Des études ont montré que PP1 intervenait au niveau de la transcription, au niveau de l’ARNm et au niveau de la traduction.

Lors de la traduction, eIF2α joue un rôle important. Lors d’un stress, ce facteur est phosphorylé et l’initiation de la traduction est ralentie car le facteur eIF2B est séquestré. De plus, la phosphorylation d’eIF2α entraine une augmentation de la traduction de l’activating- transcription-factor 4, qui est impliqué dans l’induction des gènes en réponse au stress.

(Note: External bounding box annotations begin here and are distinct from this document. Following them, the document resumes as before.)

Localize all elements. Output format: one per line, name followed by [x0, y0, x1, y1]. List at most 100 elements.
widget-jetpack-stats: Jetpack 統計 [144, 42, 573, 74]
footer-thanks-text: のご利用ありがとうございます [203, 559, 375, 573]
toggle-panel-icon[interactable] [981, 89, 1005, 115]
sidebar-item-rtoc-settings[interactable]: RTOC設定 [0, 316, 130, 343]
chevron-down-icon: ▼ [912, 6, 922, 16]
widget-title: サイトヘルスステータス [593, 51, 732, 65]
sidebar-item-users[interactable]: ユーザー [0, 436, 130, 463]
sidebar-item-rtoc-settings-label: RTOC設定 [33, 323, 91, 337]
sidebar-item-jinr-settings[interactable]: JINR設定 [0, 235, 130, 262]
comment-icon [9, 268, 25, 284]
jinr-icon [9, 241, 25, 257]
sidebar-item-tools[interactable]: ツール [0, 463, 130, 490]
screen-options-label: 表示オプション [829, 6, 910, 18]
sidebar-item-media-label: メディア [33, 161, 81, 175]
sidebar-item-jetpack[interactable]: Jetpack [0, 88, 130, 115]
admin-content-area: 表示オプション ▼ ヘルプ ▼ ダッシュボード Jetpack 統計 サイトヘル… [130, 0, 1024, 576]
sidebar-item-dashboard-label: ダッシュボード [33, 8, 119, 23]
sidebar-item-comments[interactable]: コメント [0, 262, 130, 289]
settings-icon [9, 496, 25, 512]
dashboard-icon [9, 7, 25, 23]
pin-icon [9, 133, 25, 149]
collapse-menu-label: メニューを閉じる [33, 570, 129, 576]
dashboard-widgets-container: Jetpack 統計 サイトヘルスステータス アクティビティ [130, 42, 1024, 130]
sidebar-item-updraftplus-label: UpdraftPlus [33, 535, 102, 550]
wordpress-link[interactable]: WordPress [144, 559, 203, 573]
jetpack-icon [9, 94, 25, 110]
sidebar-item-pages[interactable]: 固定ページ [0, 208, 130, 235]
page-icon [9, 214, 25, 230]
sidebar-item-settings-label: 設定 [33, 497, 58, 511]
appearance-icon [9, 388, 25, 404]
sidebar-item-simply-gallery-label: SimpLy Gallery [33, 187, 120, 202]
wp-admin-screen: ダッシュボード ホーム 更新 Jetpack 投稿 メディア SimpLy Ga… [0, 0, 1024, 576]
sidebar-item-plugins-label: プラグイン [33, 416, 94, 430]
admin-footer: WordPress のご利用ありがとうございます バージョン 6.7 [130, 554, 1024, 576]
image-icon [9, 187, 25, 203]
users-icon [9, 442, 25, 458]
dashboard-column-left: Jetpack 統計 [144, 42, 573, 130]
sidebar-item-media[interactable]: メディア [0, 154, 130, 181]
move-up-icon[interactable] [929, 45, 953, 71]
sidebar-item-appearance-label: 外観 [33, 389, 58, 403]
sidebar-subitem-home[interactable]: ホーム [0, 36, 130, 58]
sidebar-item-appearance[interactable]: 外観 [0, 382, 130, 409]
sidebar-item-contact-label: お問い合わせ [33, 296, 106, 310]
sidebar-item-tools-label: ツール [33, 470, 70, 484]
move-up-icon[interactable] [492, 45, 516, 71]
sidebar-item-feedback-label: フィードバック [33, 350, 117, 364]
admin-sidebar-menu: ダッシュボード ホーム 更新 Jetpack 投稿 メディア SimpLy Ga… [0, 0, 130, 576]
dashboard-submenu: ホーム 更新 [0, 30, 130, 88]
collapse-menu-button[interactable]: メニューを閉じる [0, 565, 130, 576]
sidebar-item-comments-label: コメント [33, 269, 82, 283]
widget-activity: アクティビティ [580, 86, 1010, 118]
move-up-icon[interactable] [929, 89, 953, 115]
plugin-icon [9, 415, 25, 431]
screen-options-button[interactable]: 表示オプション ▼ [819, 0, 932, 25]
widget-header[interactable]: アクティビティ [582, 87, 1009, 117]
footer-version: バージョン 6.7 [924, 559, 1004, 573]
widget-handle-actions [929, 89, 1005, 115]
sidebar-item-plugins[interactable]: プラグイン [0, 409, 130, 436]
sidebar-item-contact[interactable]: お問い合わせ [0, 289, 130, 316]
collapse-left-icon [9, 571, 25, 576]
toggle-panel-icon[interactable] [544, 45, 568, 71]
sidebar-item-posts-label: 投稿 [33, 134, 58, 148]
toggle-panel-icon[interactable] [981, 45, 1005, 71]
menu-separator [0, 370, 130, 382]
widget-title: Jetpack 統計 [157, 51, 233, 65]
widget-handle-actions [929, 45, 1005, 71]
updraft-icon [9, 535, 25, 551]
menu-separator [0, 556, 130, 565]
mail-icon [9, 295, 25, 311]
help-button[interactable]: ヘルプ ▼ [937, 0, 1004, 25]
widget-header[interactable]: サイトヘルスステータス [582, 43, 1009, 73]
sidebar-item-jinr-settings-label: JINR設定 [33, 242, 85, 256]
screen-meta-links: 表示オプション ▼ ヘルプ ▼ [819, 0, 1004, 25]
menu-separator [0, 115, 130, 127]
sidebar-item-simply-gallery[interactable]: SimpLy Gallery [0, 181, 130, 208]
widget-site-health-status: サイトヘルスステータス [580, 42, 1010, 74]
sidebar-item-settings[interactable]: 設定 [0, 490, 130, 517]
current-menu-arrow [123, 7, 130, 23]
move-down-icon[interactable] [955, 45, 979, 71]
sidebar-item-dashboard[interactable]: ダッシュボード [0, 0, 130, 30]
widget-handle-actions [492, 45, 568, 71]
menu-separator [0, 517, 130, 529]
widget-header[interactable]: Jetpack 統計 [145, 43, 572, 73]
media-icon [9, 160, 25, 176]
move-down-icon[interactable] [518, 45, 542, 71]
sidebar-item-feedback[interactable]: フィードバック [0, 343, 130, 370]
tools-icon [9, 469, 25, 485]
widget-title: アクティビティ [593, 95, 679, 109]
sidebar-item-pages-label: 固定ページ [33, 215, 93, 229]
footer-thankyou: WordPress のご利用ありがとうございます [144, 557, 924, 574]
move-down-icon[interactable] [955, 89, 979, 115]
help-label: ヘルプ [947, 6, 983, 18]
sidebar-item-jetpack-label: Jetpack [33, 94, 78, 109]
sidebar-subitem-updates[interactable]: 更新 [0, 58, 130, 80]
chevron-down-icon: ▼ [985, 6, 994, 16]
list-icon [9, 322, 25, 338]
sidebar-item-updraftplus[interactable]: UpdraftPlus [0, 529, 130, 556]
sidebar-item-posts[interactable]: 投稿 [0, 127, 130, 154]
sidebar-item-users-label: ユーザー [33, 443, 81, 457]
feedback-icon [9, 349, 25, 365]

Quatre protéines kinases peuvent phosphoryler eIF2α. Parmi celles-ci, la protéine kinase R qui peut se fixer à PP1. Il semblerait que la phosphorylation d’eIF2α soit corrélée avec l’activité de PP1. En effet, une hyperphosphorylation de ce facteur provoque une diminution de l’activité phosphatase de PP1 sur eIF2α (Brush, Weiser, and Shenolikar 2003). L’action de PP1 sur ce dernier se fait grâce à l’intervention de GADD34 (Growth Arrest DNA Damage- inducible protein). Il semblerait que le complexe GADD34/PP1/inhibiteur 1 et le niveau de phosphorylation d’eIF2α soient étroitement liés durant l’étape de traduction (John H Connor et al. 2001).